Seçimlere az bir zaman kaldı. Bu satırları yazarken Erzurum’dayım. Yakın gelecekte ne olacak ve nereye gidiyoruza dair bir telaş yok şehirde. İnsanlar söylendiği gibi kararsız filan da değil. Herkes şaşırtıcı bir sükunetle sandığa gideceği günü bekliyor ve acaba kime oy versem diye kara kara düşünen kimseye rastlamadım desem yeridir.
Yaklaşık üç yıl önce Erzurum’a başkanlık sisteminin tartışıldığı bir panelde konuşmacı olmak üzere gelmiştim. O dönem yaptığımız tartışmada, kendim dahil insanların kafasının daha karışık olduğunu hatırlıyorum. Ancak şimdi gerek ülke içindeki, gerekse bölgemizdeki gelişmelere baktığımda ve tüm bunların küresel ölçekteki karşılığını anlamaya çalıştığımda, başkanlık sisteminin daha elzem olduğunu görüyorum.
Daha önce de yazmıştım. Bir kez daha vurgulamak istiyorum. Başkanlık sistemini Cumhurbaşkanı Tayyip Erdoğan’ın kişisel arayışı ve güç kazanma denemesi olarak görmenin hiçbir karşılığı yok. Gayet açık ki Erdoğan, şu anda sistemde çok güçlü bir aktör. Arkasında bıraktığı üç dönemlik iktidarın artılarının yanı sıra, geleceğe dair vizyonuyla da toplum nezdinde muazzam bir karşılığa sahip.

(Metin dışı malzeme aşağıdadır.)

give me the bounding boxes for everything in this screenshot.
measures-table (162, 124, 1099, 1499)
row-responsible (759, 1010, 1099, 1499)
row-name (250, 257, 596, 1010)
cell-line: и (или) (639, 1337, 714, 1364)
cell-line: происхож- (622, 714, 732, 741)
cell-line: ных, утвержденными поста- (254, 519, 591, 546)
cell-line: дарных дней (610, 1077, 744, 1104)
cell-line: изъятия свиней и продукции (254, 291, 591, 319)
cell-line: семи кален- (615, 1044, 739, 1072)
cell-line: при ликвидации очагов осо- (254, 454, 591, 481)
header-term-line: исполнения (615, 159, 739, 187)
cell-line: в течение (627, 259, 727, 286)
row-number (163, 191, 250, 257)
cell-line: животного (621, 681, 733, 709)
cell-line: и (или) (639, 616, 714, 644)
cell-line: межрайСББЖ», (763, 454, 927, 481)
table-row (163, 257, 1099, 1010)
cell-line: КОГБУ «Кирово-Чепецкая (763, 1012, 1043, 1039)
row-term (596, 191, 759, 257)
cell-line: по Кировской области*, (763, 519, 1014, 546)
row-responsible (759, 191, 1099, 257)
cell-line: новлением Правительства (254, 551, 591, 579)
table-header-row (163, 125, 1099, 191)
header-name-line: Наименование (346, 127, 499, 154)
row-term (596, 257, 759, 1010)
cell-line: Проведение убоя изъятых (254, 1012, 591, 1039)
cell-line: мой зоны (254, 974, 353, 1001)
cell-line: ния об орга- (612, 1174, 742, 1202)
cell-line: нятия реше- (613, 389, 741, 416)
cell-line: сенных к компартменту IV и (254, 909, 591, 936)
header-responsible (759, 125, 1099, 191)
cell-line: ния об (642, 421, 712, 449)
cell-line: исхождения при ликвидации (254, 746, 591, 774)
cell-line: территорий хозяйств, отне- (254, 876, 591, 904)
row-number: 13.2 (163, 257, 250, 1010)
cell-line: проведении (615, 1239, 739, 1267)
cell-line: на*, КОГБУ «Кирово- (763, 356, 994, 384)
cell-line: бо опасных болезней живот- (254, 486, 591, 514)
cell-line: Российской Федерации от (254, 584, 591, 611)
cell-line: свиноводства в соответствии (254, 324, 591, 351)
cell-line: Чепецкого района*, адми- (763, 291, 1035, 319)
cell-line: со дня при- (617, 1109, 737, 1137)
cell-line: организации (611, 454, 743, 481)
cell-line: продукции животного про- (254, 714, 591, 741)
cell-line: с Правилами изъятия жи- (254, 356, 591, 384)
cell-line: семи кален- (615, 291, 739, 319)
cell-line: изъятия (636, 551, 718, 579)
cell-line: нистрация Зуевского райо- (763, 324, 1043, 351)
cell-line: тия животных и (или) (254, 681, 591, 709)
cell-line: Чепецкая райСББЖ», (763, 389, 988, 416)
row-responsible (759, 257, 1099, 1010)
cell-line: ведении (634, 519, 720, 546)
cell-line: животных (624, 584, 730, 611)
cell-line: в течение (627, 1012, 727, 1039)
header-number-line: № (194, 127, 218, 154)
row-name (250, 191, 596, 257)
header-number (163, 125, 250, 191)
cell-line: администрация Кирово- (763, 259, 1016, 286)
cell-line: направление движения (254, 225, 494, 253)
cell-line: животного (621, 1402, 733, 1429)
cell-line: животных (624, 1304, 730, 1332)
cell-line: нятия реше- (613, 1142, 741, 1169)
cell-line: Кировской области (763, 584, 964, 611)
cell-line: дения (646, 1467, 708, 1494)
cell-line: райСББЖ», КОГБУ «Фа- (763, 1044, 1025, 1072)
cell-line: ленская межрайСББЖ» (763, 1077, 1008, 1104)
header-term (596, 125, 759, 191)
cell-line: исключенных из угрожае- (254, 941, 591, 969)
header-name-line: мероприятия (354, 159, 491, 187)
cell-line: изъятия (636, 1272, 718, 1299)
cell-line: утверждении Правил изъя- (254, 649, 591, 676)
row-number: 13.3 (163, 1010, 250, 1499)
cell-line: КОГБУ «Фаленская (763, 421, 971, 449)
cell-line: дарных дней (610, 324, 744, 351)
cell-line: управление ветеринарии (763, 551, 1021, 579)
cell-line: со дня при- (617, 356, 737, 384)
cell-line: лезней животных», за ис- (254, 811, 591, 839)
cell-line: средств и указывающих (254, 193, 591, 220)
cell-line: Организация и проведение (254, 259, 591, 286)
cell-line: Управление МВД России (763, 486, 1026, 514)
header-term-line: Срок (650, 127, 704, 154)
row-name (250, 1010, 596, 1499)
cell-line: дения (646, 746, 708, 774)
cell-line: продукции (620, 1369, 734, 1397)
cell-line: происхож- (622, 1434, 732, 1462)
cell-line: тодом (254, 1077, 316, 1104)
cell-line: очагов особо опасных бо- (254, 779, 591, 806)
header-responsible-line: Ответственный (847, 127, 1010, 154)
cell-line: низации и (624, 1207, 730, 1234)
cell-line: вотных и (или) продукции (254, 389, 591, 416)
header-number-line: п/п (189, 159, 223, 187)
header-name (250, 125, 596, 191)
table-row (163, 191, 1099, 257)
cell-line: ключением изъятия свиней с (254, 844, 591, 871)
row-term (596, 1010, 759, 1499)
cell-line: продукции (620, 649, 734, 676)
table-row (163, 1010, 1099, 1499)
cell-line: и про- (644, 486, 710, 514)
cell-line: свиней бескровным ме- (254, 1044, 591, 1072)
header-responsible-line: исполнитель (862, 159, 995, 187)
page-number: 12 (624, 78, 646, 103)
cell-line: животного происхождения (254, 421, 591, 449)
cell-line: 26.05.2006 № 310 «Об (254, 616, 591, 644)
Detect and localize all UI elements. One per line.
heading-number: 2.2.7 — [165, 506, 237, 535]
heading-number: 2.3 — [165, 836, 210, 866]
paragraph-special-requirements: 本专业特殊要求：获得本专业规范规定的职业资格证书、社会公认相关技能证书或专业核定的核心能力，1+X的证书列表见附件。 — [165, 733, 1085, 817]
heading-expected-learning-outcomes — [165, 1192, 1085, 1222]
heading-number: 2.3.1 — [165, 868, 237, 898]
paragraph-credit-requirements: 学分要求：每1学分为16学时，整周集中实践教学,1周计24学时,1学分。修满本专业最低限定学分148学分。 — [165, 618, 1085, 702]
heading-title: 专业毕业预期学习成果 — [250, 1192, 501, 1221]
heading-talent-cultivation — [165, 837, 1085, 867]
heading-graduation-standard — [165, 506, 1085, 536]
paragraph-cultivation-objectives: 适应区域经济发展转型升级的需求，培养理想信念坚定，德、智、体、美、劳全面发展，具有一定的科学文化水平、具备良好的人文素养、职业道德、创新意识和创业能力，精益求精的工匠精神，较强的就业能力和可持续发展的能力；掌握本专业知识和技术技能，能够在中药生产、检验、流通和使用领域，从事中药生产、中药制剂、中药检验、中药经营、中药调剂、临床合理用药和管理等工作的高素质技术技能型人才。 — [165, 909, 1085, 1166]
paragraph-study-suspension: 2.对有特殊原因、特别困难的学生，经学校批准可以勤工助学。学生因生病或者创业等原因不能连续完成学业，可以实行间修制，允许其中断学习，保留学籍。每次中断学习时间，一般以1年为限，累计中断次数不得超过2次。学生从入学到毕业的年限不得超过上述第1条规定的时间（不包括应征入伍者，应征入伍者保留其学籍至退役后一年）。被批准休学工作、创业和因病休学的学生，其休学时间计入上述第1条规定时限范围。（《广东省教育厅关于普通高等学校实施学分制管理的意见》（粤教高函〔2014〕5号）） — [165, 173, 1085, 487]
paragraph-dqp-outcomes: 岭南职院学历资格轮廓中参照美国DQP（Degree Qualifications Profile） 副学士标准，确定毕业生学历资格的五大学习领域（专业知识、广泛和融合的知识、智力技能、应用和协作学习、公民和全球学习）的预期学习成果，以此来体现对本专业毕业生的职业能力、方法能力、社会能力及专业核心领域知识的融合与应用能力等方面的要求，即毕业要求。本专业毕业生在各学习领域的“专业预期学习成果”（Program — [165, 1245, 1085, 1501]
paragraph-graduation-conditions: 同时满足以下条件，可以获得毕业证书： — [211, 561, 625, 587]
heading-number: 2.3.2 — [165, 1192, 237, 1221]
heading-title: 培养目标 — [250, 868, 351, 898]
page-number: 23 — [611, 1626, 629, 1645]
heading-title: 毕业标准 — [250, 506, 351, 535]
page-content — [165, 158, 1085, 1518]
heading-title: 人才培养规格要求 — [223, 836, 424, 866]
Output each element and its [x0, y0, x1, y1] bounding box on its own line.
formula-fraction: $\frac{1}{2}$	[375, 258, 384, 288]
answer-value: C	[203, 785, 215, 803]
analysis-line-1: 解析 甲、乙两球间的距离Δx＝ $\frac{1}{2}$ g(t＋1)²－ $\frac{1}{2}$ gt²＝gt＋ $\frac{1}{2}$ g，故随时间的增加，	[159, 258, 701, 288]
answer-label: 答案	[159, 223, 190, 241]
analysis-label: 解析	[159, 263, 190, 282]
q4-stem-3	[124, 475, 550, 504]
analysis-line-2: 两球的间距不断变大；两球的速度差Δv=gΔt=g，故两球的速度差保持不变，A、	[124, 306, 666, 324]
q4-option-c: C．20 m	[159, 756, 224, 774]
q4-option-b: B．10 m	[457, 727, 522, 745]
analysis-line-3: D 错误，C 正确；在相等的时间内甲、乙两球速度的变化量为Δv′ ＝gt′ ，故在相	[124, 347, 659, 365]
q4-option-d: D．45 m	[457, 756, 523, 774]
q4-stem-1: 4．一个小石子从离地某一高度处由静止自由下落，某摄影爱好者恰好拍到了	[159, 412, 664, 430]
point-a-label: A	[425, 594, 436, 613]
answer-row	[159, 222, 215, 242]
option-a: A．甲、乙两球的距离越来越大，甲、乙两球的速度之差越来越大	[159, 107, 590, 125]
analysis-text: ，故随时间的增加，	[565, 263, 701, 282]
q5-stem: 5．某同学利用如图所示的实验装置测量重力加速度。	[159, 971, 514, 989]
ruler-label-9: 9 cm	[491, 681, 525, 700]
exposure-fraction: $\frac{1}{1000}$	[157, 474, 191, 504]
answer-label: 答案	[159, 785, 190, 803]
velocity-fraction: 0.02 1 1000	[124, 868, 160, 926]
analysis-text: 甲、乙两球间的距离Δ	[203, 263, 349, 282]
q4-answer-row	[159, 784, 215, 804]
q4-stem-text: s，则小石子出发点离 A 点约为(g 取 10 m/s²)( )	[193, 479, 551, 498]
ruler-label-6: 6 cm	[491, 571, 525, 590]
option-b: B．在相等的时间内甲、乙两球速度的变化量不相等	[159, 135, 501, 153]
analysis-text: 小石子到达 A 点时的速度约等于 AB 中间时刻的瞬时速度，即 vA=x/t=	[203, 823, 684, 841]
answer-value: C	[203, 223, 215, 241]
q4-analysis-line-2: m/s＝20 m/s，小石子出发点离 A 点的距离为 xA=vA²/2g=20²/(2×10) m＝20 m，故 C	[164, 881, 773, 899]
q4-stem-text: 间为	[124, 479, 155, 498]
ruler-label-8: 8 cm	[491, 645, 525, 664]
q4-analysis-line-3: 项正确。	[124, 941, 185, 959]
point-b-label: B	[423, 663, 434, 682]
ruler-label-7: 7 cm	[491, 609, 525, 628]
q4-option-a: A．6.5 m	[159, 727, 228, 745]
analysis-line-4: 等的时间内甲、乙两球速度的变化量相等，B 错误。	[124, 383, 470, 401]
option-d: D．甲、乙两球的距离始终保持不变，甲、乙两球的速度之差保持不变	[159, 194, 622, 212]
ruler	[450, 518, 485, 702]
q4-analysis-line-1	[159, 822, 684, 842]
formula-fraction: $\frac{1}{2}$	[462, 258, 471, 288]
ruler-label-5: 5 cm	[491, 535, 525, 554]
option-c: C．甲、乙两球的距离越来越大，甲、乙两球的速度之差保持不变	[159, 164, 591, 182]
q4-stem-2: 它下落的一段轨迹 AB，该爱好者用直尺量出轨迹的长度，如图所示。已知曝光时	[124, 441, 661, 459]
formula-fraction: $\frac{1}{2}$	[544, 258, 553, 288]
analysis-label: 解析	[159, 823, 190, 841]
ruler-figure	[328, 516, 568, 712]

Ancak bir noktayı nedense sürekli unutuyoruz. İnşa zor, yıkmak kolay. Erdoğan, belki de İstanbul Büyükşehir Belediye Başkanlığı itibarıyla geniş karşılık bulan inşa kabiliyetiyle, daima siyasetin ve bürokrasinin önünde oldu. Bu önde oluşun bedelini de önce belediye başkanlığını bırakmakla, ardından da kurucusu olduğu siyasi partinin ilk seçiminde liste dışı kalarak ödedi. Cezaevi ve diğer bedelleri hiç saymıyorum bile. Adalet geç de olsa tecelli etti, Erdoğan üç dönem başbakan olarak yoluna devam etti. Peki ya o kayıp dönemlerin maliyeti?
Yapılan büyük ve parlak işlere bakılarak bu üç dönemin kolay geçtiğini düşünenler, esasen yanılıyor. Kapatma davasından bir oy farkıyla kurtuldu AK Parti. 27 Nisan muhtırası hala hatırlarda. Önce Gezi, ardından 17-25 Aralık darbe girişimleri, iki önemli özellik taşıyordu. Birincisi Erdoğan’ı siyaseten tasfiye etmek. İkincisi AK Parti’nin omurgası üzerinden yeni bir siyasi hareket oluşturup, ‘haddini bilen’ bir Türkiye’ye dönmek!
Tayyip Erdoğan’sız AK Parti üzerine onlarca yazı yazdım, bunun sıradan bir tasfiye girişimi olmadığını vurguladım. Ayıptır söylemesi belki ama, bunları yazdığımda henüz paralel yapı ve benzeri alanlardaki çatışmadan neredeyse kimsenin haberi yoktu. Büyükelçiliklerde yazılan ‘Nakşilerle Nurcuların arası nasıl’ kriptoları dışında tabi.
Bu tasfiye girişimlerinin planlayıcısı olan akıl, ne paralel yapıydı, ne de kendisine AK Parti içinde istediği yeri bulamayan, bulduysa bile tasfiye olan çevrelerdi. Onların hepsi bu oyunda sadece birer piyondu ve son kullanma tarihleri geldiğinde de bir kenara atılacaklar. Şimdi de durum farklı değil.
Tüm bu süreci biz ne kadar anlatsak, sonuçta dışarıdan aktarmış oluruz. Oysa bu mücadelenin asıl aktörü Cumhurbaşkanı Erdoğan ve kafasındaki inşa sürecinin bu tür operasyonlarla nasıl geri bırakıldığını en iyi bilen de kendisi.
O nedenle başkanlık tartışmalarını Erdoğan’ın kişisel arayışları üzerinden okumak yerine, yukarıda kabaca saydığımız operasyonlar olmasaydı, Türkiye nerede olurdu sorusu üzerinden bakarsak daha anlamlı olur. Sözün özü, bu vesayet belasını kıracak yegane çözüm başkanlık. Gerisi zaman kaybı.